Adamsberg ferma les poings.

— Je suis désolé, répéta Voisenet. Mais c’est important.

— Il reste ses vêtements, Justin.

— Voisenet, corrigea Voisenet mécaniquement.

— Ses vêtements porteront son odeur longtemps.

— C’est vrai.

— C’est peut-être la troisième vierge. C’est peut-être pour cela qu’on nous l’a prise.

— J’y avais pensé. Auquel cas, ajouta Voisenet après un silence, vous pouvez arrêter vos recherches en Haute-Normandie.

— C’est déjà fait.

Mordent et Froissy rejoignaient Adamsberg, prêts au départ. Maurel portait La Boule sur son avant-bras.

— Il ne peut pas endommager l’émetteur avec ses griffes, Froissy ?

— Non. Je l’ai sécurisé.

— Maurel, tenez-vous prêt. Dès que l’hélico a pris de la hauteur, lâchez le chat. Et dès que le chat se met en route, donnez le signal aux véhicules.

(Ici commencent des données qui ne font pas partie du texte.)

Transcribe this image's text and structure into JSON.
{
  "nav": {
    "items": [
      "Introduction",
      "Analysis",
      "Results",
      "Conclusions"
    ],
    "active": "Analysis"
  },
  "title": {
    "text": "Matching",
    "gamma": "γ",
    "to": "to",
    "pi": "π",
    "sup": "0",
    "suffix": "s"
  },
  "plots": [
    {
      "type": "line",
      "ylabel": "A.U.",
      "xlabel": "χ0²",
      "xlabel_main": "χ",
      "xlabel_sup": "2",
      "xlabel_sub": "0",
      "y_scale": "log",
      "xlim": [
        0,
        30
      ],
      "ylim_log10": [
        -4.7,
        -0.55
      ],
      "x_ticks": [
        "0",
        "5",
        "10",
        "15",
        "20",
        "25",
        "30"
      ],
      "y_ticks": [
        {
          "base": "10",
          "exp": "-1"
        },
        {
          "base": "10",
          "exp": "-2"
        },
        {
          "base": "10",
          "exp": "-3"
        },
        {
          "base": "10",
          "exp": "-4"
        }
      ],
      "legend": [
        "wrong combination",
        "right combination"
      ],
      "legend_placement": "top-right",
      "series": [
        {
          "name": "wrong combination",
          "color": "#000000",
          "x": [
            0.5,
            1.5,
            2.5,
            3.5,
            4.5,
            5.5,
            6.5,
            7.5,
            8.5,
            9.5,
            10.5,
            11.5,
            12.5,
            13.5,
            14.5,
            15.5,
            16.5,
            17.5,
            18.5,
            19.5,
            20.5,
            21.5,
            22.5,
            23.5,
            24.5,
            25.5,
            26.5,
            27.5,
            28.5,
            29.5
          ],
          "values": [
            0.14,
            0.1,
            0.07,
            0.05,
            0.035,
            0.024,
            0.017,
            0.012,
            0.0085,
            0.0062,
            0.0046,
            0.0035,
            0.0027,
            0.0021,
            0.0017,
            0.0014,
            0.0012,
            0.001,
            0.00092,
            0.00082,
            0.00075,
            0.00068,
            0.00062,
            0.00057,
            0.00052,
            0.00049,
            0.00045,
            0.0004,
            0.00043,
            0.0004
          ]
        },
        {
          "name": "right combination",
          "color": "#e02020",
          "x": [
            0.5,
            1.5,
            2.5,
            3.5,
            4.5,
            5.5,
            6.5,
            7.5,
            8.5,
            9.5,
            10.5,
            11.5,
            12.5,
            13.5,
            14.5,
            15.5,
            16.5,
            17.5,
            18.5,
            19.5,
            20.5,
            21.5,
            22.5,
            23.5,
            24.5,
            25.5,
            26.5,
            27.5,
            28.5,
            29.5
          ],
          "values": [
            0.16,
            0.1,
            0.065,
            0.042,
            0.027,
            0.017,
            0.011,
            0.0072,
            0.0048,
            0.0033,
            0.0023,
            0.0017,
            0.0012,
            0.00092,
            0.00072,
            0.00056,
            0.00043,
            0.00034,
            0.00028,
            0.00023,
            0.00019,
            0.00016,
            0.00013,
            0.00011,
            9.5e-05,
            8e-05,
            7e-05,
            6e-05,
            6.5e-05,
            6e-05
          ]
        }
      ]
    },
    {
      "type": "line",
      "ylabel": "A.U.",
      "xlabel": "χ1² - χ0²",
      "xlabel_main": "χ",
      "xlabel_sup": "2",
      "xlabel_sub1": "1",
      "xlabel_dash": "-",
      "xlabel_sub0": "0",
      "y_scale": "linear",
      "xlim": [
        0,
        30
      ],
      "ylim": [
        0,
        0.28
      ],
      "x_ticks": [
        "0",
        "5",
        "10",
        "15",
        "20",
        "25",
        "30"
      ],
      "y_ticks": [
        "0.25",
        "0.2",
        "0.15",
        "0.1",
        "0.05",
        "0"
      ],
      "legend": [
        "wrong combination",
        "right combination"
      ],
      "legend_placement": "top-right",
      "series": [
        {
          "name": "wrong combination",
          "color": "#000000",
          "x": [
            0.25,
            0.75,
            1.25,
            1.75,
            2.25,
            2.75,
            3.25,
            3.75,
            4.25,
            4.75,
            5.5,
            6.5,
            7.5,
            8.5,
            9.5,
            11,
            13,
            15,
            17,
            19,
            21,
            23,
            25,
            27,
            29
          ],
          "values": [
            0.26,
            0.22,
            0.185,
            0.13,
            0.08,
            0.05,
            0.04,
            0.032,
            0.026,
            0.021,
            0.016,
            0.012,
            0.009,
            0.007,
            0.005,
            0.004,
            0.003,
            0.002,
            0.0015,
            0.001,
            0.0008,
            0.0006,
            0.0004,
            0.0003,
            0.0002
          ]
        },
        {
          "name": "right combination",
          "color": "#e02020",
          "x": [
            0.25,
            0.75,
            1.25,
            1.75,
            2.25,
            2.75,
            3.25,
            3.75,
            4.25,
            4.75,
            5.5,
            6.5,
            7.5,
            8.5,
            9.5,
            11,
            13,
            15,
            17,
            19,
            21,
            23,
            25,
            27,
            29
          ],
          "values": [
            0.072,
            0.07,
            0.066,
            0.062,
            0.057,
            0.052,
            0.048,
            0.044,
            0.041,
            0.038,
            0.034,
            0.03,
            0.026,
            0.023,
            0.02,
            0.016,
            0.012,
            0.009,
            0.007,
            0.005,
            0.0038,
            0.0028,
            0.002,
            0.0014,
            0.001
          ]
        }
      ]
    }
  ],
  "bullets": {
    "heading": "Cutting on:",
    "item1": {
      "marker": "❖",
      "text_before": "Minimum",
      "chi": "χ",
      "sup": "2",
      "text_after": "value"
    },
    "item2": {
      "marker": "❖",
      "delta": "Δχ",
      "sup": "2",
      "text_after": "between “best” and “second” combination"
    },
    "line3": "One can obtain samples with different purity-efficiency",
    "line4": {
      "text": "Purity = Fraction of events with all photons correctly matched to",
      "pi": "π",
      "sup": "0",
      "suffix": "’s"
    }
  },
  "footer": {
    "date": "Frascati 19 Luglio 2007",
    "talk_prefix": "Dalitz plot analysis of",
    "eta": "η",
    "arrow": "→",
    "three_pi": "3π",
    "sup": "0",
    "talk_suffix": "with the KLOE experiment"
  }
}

Maurel regarda l’équipe s’éloigner, se plier sous les pales de l’hélicoptère qui lançait son moteur. L’appareil s’éleva en vacillant. Maurel posa La Boule à terre pour protéger ses oreilles du vacarme du décollage, et l’animal s’écrasa aussitôt au sol comme une flaque de poils. « Lâchez le chat », avait commandé Adamsberg comme on dit « Lâchez la bombe ». Le lieutenant, sceptique, récupéra la bête et la porta vers la sortie de la Brigade. Ce qu’il tenait sous le bras n’était pas exactement un missile de guerre.